TORONTO, Canada — There’s a sign on my central Toronto street that has me thinking of my childhood every time I walk by: “Ball and hockey playing prohibited.” That would have had us laughing when I was growing up in a French-speaking neighborhood of Montreal’s east end. City fathers might as well have tried to ban children.
A crowd of us would gather every day after school, place hockey nets in the middle of the road and stick handle our way to imaginary glory. When a car dared insist on its right of way, we’d take our sweet time removing the nets and then form a gauntlet with just enough room for the car to slowly proceed, glaring at the driver with all the menace 10 year olds could muster. One day, in October 1970, we gave one vehicle a wide berth. It was a big green army truck. In the back were a group of soldiers, their rifles pointing aimlessly at second floor balconies. We were mesmerized. We were just kids, but we had a sense of the times.
A group calling itself the Front de liberation du Quebec (FLQ) had for years been waging a violent campaign to make the province an independent country. It regularly targeted symbols of Canada’s federal government and what it considered Quebec’s English “occupiers.” Everything from mailboxes to McGill University was bombed.
By the time the army truck disrupted our street hockey game, the FLQ had kidnapped Britain’s trade commissioner in Montreal, James Cross, and Quebec’s minister of labor, Pierre Laporte. Asked how far he would go to combat the FLQ, then Prime Minister Pierre Trudeau famously replied, “Just watch me.”

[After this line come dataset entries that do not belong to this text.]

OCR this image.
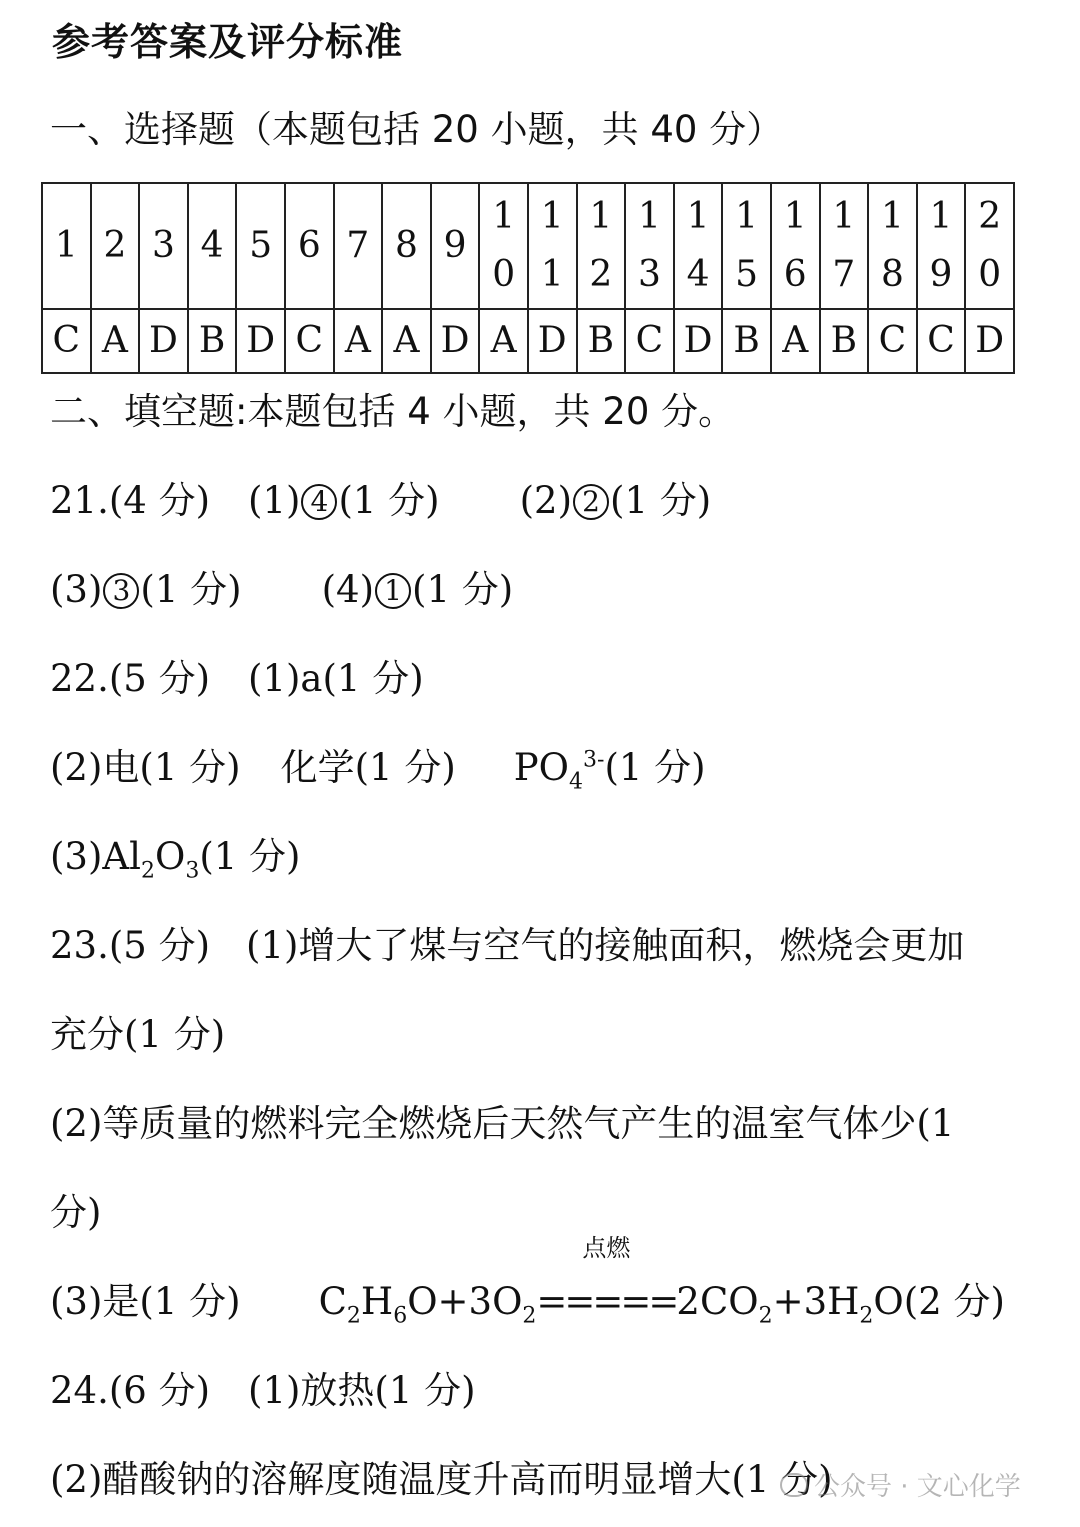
参考答案及评分标准
一、选择题（本题包括 20 小题，共 40 分）
1	2	3	4	5	6	7	8	9	10	11	12	13	14	15	16	17	18	19	20
C	A	D	B	D	C	A	A	D	A	D	B	C	D	B	A	B	C	C	D
二、填空题:本题包括 4 小题，共 20 分。
21.(4 分) (1) 4 (1 分) (2) 2 (1 分)
(3) 3 (1 分) (4) 1 (1 分)
22.(5 分) (1)a(1 分)
(2)电(1 分) 化学(1 分) $PO_4^{3-}(1$ 分)
$(3)Al_2O_3(1$ 分)
23.(5 分) (1)增大了煤与空气的接触面积，燃烧会更加
充分(1 分)
(2)等质量的燃料完全燃烧后天然气产生的温室气体少(1
分)
(3)是(1 分) $C_2H_6O+3O_2$
点燃
$=====2CO_2+3H_2O(2$ 分)
24.(6 分) (1)放热(1 分)
(2)醋酸钠的溶解度随温度升高而明显增大(1 分)
公众号 · 文心化学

(It’s telling, in light of the way the word terrorist is readily used today, that Trudeau never uttered it during that interview 39 years ago, choosing instead to call the FLQ “bandits.”)
Three days later, Trudeau invoked the War Measures Act, which resulted in the army rolling into Quebec and police arresting hundreds of people without warrants. The FLQ killed Laporte the next day, strangling him with his own necklace and stuffing his body in the trunk of a car. Cross was released in December in exchange for his kidnappers’ safe passage to Cuba. Thus ended the tumultuous period known as the October Crisis.
The movement to make Quebec an independent country has dominated Canadian politics for much of the last four decades. It’s mainstream manifestation is the Parti Quebecois, a political party that twice held referendums when in power provincially — one in 1980, when separatist forces were soundly defeated, and another in 1995, when 49.4 percent of Quebecers voted for independence and Canada came within a breath of breaking up.
The party has been out of power since 2003 and polls indicate that separatist aspirations have been placed on the back burner. But nationalism in Quebec runs deep. Much of it is fueled by a struggle to protect the French language and a sense of historical grievance and victimization. On every license plate in the province, like a subtle threat or remonstration, is written "Je me souviens" – "I remember."
And so, it surprised no one that on Sept. 12, an outdoor event was organized in Quebec City to commemorate the 250th anniversary of the Battle of the Plains of Abraham, when British forces routed the French army and turned the territory into a British colony. More surprising was the decision by organizers to include a reading of the FLQ manifesto in the event.
During the October Crisis, the manifesto was broadcast across the country on Radio Canada, the state’s French-language television network, to satisfy an FLQ condition. It railed against the “big bosses,” usually Anglophone, who turned Quebec into a “society of terrorized slaves.” It vowed to use all means, “including dynamite and weapons,” to achieve its goals.
Separatist politicians, who prefer the term “sovereignists,” defended using the manifesto in the commemoration, arguing it was part of the history that unfolded after the British conquest. They noted it was only one of many readings in the weekend-long event, including a passage by the late Mordecai Richler, the acclaimed novelist who lambasted the nationalist movement every chance he got. These same politicians remained curiously stoic about the cancellation of a proposed re-enactment of the 1759 battle. Hard-line nationalists deemed the re-enactment an offensive glorification of French Quebec’s defeat. They vowed to disrupt it, thereby forcing organizers to drop it from the schedule.
The reading of the FLQ manifesto resulted in Quebec’s Liberal government, which wants to keep the province within Canada, boycotting the commemoration. Some ministers described the diatribe as too upsetting to many Quebecers. Others accused organizers of being apologists for terrorist.
The event went off peacefully, attended mostly by nationalists and sovereignists, and largely boycotted by federalists. History in Quebec is contested territory — any kid paying street hockey could tell you that.